When our happiness depends on how people perceive us (and possessing what they have), we become afflicted with what Alain de Botton refers to as “status anxiety.” In his book Status Anxiety, de Botton outlines five major causes that lead to this social disease (lovelessness, expectation, meritocracy, snobbery, dependence) and then offers five solutions (philosophy, art, politics, religion, bohemianism).

De Botton argues that the constant struggle to stand out in the crowd and be different usually only leads to bitterness, shame and depression. While every person is unique, it is still necessary to find commonality with others and build community.

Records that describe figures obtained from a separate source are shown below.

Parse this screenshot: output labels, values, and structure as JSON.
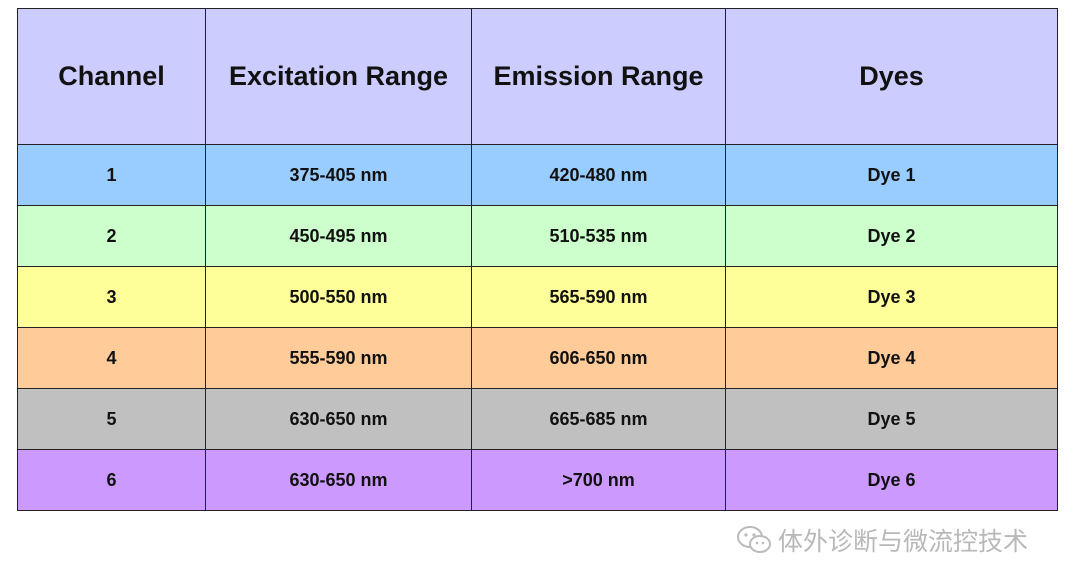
{
  "table": {
    "header": [
      "Channel",
      "Excitation Range",
      "Emission Range",
      "Dyes"
    ],
    "rows": [
      [
        "1",
        "375-405 nm",
        "420-480 nm",
        "Dye 1"
      ],
      [
        "2",
        "450-495 nm",
        "510-535 nm",
        "Dye 2"
      ],
      [
        "3",
        "500-550 nm",
        "565-590 nm",
        "Dye 3"
      ],
      [
        "4",
        "555-590 nm",
        "606-650 nm",
        "Dye 4"
      ],
      [
        "5",
        "630-650 nm",
        "665-685 nm",
        "Dye 5"
      ],
      [
        "6",
        "630-650 nm",
        ">700 nm",
        "Dye 6"
      ]
    ]
  },
  "watermark": "体外诊断与微流控技术"
}
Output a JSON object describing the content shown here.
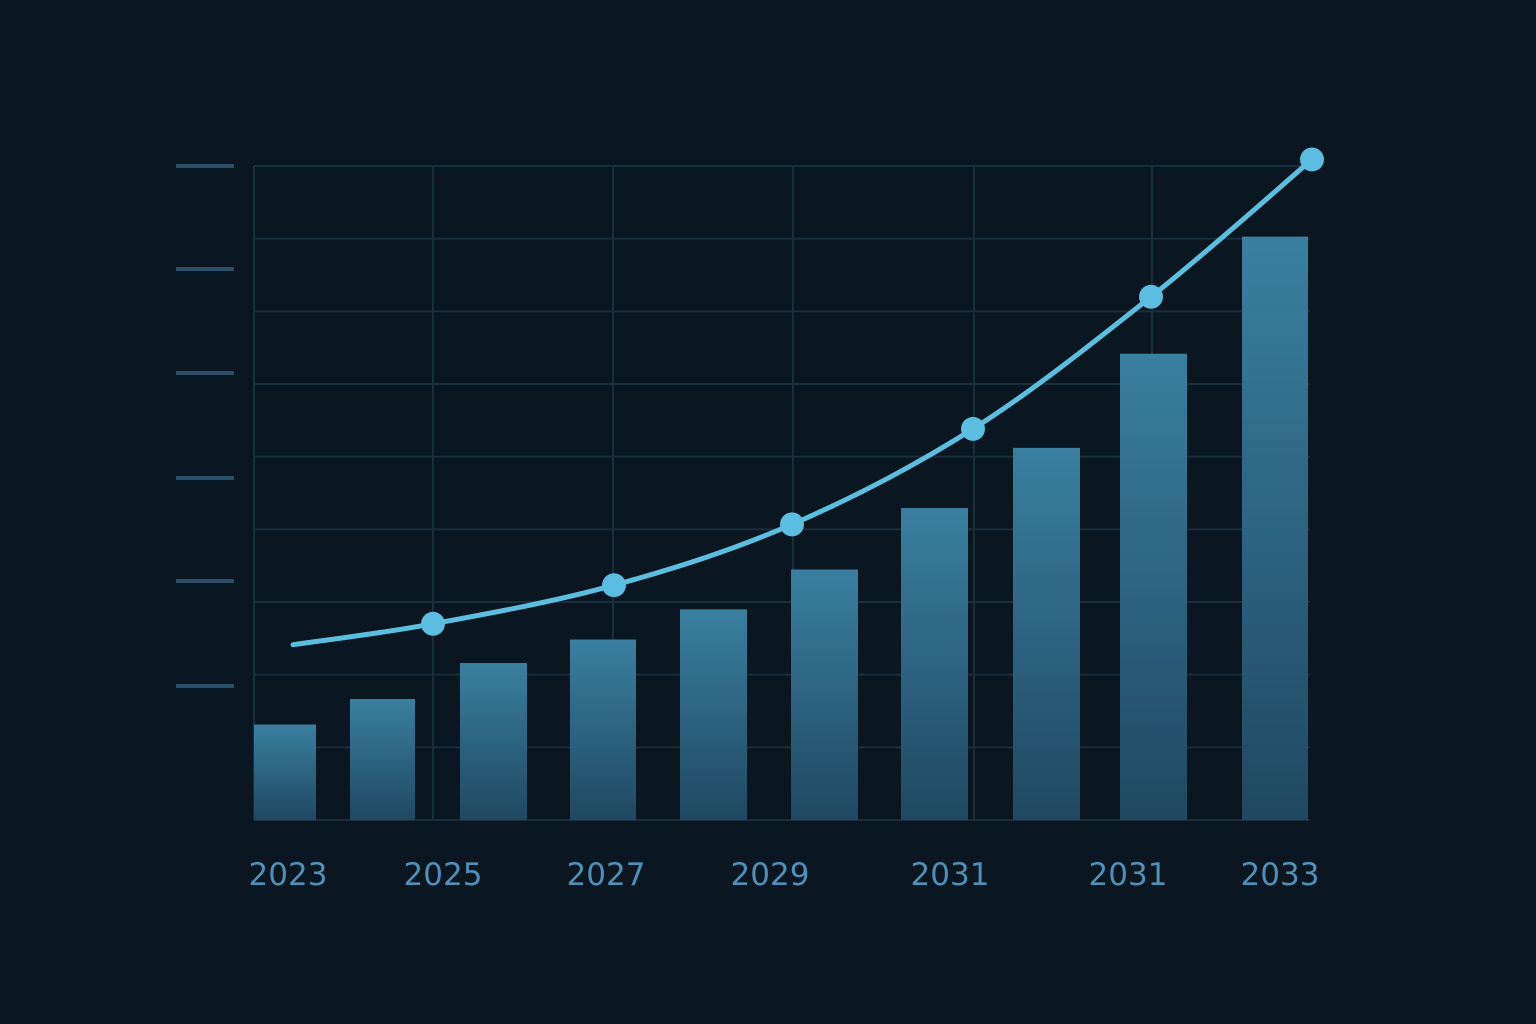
{
  "chart_data": {
    "type": "bar",
    "title": "",
    "xlabel": "",
    "ylabel": "",
    "x_tick_labels": [
      "2023",
      "2025",
      "2027",
      "2029",
      "2031",
      "2031",
      "2033"
    ],
    "ylim": [
      0,
      100
    ],
    "grid": true,
    "legend": "none",
    "bars": {
      "values": [
        14.6,
        18.5,
        24.0,
        27.6,
        32.2,
        38.3,
        47.7,
        56.9,
        71.3,
        89.2
      ]
    },
    "line": {
      "values": [
        26.8,
        30.0,
        35.9,
        45.2,
        59.8,
        80.0,
        101.0
      ]
    },
    "colors": {
      "background": "#0a1620",
      "grid": "#1b2e3b",
      "bar_top": "#3a7fa0",
      "bar_bottom": "#1f4862",
      "line": "#5bbde0",
      "tick_label": "#4f8fb8",
      "axis_tick": "#2a4e66"
    }
  }
}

“So it is that belonging is the place where we grow to maturity and discover what it means to be human and to act in a human way,” writes Jean Vanier in Becoming Human. “It is the place we need in order to live and to act in society in justice, in truth, without seeking power, privileges and honours for our own self-glory. It is the place where we learn to be humble but also audacious and to take initiatives in working with others.”

In his opening thesis, de Botton suggests that “the hunger for status, like all appetites, can have its uses: spurring us to do justice to our talents, encouraging excellence, restraining us from harmful eccentricities and cementing members of a society around a common value system. But, like all appetites, its excesses can also kill.”

As someone still learning how to be humble, I do not wish to hunger for status or position. However, I do want to use my talents and abilities in ways that are meaningful and life-giving, not only for me but also for others. I suppose the simplest way to express this is that I want to feel useful and make a difference in the world without striving to be powerful or important.